Sunday, November 15, 2020

Knots of men and women fighting

From 1776 by David McCulough.  Page 123.

On April 22, less than a week after the Continental Army moved into the city, all hell erupted in the Holy Ground. The mutilated bodies of two soldiers were found concealed in a brothel. One of the victims had been “castrated in a barbarous manner,” as Bangs recorded. In furious retaliation, gangs of soldiers went on a rampage, tearing to pieces the building where the murders had taken place. Some days later, the remains of “an old whore” were discovered dumped in a privy, “so long dead that she was rotten,” as Bangs also recorded.

Washington condemned all such “riotous behavior.” Were it to happen again, the perpetrators would be subjected to the severest punishment. If they resisted arrest, they would be “treated as a common enemy,” meaning they would be shot dead on the spot.

He ordered a curfew and warned that any soldier found “disguised with liquor” would be punished. Still, it seems, business was business and not to be intruded upon. “Every brutal gratification can be so easily indulged in this place,” wrote William Tudor of Boston, Washington’s judge advocate, to his fiancée, “that the army will be debauched here in a month more than in “twelve at Cambridge.”

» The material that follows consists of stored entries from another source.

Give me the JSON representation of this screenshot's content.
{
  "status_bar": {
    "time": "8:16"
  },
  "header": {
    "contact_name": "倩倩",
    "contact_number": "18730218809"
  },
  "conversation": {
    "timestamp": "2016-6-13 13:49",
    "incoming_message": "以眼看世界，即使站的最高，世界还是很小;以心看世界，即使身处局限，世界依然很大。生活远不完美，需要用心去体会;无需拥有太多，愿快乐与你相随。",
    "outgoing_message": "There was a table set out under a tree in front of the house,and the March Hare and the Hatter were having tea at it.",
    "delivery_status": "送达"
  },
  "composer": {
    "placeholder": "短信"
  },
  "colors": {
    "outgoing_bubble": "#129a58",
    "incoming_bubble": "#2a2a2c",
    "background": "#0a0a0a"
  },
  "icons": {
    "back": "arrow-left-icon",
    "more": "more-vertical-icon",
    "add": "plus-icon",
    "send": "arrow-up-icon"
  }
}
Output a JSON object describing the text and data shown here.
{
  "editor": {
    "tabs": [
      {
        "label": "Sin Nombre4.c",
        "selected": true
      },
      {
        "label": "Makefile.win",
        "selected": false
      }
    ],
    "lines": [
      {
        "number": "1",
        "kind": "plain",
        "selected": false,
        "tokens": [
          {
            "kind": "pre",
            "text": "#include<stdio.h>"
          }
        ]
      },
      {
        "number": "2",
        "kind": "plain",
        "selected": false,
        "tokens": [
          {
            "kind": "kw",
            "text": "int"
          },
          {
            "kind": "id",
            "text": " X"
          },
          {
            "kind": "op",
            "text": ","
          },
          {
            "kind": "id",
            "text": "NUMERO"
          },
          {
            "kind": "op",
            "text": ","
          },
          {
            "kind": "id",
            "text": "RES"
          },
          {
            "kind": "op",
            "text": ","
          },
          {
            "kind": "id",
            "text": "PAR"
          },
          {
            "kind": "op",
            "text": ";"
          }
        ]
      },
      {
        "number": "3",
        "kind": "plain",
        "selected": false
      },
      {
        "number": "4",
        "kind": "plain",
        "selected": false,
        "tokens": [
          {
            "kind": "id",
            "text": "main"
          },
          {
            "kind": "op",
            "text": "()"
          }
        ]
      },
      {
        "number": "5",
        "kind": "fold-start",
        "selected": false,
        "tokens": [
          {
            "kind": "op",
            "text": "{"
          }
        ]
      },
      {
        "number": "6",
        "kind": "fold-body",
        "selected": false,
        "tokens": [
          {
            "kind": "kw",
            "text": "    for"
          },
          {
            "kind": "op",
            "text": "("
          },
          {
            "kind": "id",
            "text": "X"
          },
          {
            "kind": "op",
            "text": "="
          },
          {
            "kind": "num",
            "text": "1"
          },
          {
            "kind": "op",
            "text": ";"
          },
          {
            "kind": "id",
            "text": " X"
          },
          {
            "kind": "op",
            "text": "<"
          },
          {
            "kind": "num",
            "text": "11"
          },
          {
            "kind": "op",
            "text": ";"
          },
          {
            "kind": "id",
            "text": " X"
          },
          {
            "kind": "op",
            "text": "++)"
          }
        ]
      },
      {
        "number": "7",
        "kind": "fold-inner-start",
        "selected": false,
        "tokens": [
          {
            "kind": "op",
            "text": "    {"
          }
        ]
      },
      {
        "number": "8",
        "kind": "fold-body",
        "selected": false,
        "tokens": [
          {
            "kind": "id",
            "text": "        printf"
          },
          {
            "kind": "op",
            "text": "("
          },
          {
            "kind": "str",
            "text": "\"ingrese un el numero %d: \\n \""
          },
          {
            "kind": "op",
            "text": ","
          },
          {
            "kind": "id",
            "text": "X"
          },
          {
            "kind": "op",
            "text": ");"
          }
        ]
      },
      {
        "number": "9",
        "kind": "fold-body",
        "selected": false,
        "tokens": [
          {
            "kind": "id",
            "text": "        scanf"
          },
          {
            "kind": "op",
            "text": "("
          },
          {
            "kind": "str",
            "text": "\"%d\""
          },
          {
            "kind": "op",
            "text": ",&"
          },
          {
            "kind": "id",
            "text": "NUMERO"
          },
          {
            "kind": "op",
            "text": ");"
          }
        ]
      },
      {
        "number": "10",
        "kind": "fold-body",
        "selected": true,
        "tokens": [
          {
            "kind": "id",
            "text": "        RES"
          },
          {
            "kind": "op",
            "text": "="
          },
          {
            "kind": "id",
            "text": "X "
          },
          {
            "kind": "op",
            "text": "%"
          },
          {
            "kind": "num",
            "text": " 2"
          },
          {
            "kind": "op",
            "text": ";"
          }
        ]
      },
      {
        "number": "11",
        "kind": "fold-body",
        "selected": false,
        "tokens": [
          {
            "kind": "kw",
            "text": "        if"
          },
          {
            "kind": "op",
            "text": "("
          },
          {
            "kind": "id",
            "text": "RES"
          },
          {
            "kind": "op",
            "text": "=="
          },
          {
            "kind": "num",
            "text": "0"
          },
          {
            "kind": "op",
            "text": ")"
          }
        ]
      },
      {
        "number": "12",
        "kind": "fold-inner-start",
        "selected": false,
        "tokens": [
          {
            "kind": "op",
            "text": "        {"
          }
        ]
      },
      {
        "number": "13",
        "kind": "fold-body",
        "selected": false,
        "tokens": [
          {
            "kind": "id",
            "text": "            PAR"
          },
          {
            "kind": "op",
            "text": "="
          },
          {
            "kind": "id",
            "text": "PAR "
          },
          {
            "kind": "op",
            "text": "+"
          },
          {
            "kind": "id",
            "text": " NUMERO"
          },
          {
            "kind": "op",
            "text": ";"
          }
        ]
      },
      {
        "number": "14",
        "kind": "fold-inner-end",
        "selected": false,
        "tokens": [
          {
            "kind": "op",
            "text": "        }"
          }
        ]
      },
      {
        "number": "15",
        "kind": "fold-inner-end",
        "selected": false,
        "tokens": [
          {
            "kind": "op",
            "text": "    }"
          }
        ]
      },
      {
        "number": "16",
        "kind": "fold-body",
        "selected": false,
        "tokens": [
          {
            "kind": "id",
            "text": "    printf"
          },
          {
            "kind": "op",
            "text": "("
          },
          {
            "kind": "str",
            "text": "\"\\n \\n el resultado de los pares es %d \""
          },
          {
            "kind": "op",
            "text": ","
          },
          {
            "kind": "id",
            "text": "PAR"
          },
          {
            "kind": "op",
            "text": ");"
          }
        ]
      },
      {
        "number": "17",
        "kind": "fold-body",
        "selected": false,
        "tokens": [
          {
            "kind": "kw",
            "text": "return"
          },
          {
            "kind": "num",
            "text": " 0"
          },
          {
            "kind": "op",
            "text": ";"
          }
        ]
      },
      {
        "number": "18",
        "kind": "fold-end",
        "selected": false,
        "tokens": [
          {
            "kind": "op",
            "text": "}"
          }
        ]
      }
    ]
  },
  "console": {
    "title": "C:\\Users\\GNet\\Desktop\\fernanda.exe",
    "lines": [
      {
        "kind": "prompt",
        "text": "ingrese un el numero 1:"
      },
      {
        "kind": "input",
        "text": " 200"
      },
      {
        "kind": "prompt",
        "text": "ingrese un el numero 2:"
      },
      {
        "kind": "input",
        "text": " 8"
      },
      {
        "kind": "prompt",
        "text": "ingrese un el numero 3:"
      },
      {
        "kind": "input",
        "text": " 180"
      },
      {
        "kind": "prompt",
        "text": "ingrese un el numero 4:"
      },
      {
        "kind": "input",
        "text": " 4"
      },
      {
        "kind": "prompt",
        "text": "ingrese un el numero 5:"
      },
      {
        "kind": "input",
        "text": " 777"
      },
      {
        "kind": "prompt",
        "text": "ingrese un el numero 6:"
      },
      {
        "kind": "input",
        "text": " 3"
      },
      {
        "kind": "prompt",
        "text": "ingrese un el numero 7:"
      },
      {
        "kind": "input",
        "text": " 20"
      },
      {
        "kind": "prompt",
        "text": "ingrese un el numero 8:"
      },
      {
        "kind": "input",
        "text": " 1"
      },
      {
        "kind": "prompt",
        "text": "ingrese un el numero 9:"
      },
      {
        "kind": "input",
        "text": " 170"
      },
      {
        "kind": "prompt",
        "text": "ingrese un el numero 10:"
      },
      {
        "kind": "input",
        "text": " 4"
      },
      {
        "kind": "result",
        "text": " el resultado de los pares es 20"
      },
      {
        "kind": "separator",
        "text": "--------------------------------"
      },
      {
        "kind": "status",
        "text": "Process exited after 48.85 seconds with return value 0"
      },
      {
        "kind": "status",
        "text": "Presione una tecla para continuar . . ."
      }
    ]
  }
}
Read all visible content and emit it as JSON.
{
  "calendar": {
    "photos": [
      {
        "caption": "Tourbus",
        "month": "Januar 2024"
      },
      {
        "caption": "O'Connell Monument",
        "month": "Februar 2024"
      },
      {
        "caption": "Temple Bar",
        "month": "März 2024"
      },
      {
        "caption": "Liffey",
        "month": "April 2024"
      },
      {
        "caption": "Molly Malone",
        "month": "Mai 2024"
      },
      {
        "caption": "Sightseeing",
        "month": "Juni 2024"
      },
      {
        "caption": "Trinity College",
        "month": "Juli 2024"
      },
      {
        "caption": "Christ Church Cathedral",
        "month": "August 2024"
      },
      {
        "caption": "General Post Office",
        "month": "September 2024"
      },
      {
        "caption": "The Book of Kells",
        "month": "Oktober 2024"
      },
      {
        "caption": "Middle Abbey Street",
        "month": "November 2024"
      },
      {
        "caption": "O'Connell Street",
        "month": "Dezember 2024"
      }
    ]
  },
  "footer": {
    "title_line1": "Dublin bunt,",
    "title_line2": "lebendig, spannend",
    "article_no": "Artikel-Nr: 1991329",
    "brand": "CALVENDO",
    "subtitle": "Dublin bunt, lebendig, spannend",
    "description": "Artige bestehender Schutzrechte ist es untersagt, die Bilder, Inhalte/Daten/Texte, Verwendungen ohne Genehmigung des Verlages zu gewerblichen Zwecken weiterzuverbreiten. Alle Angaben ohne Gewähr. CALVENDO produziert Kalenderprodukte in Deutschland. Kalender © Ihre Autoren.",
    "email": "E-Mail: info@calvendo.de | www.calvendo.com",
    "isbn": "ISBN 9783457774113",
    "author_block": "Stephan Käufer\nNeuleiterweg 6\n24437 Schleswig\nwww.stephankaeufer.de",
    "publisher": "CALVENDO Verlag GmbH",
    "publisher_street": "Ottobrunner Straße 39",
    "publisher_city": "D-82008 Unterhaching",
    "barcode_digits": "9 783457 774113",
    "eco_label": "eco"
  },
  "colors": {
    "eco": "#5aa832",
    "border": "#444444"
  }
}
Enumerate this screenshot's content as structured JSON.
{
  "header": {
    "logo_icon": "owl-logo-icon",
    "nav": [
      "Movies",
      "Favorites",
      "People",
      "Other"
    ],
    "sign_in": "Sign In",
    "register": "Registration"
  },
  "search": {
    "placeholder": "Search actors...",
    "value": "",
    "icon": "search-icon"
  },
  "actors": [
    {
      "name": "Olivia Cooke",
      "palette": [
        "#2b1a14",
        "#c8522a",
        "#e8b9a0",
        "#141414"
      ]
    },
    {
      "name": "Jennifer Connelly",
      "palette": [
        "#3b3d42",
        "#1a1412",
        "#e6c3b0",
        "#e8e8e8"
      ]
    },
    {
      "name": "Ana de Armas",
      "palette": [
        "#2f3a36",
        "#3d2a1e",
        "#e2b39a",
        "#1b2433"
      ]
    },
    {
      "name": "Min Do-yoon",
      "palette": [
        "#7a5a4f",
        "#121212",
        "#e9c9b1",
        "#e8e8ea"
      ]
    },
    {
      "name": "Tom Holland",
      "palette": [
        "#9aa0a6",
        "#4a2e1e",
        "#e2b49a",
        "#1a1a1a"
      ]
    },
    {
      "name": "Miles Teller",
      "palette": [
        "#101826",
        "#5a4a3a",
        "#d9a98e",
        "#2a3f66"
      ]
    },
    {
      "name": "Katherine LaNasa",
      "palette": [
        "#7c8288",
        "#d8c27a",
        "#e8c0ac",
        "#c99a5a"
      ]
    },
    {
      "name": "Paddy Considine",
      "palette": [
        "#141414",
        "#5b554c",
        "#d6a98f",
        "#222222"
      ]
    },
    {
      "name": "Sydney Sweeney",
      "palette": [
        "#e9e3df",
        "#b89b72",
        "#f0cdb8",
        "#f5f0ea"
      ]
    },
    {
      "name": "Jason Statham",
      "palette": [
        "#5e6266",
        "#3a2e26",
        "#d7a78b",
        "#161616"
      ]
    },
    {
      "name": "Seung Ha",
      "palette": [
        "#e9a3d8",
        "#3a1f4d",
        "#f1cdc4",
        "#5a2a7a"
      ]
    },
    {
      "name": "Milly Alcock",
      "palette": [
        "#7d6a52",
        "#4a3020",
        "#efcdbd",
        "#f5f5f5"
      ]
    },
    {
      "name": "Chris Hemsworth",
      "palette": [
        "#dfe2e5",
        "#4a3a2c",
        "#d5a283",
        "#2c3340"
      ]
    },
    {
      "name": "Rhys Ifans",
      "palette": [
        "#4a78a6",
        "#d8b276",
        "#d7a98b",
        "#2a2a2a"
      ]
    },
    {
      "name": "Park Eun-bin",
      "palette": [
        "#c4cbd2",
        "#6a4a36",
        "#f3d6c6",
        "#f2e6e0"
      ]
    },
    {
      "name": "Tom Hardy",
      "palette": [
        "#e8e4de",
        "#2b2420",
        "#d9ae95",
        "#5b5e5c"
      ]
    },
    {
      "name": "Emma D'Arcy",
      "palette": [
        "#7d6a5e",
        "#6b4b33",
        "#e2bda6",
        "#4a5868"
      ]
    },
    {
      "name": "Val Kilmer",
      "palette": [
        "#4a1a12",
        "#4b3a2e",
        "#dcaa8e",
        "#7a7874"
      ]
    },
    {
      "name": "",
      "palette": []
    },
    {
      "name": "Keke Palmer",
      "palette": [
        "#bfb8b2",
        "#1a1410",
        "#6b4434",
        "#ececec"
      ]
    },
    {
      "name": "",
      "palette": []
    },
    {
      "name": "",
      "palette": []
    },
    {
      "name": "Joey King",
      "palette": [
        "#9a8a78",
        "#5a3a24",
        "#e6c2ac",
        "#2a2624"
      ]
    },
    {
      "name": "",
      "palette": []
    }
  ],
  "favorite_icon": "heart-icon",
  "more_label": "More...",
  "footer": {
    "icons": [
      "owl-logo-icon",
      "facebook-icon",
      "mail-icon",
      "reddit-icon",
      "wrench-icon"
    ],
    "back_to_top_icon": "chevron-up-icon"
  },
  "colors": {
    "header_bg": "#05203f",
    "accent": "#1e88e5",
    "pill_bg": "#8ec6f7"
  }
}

The whores, the trulls, “these bitchfoxly, jades, hags, strums,” as wrote another officer, Colonel Loammi Baldwin, continued “their employ which is become very lucrative.” Baldwin, an apple grower from Massachusetts, was one of the officers dispatched to the Holy Ground with military patrols, under orders to deal only with drunken or unruly soldiers—“hell’s work,” as he said. Since almost no soldiers had uniforms, it was all but impossible to distinguish who among the drunks and brawlers were soldiers and who were not, in dark, shadowed streets lit only by dim oil lamps. Baldwin and his patrol broke up “knots of men and women” fighting, cursing, “crying ‘Murder!’ ” and “hurried them off to the Provost dungeon by half dozens.” Some were punished and some “got off clear—hell’s work.”

Meantime, the army was “growing sickly.” Smallpox appeared and several soldiers died. Frightful rumors swept through the city, including one that the British had returned to Boston and taken Dorchester Heights. With more bad news from Canada, Washington was directed by Congress to send reinforcements. When approximately 3,000 men under General Sullivan departed by ship up the Hudson, Washington informed Congress he had to have at least 10,000 more.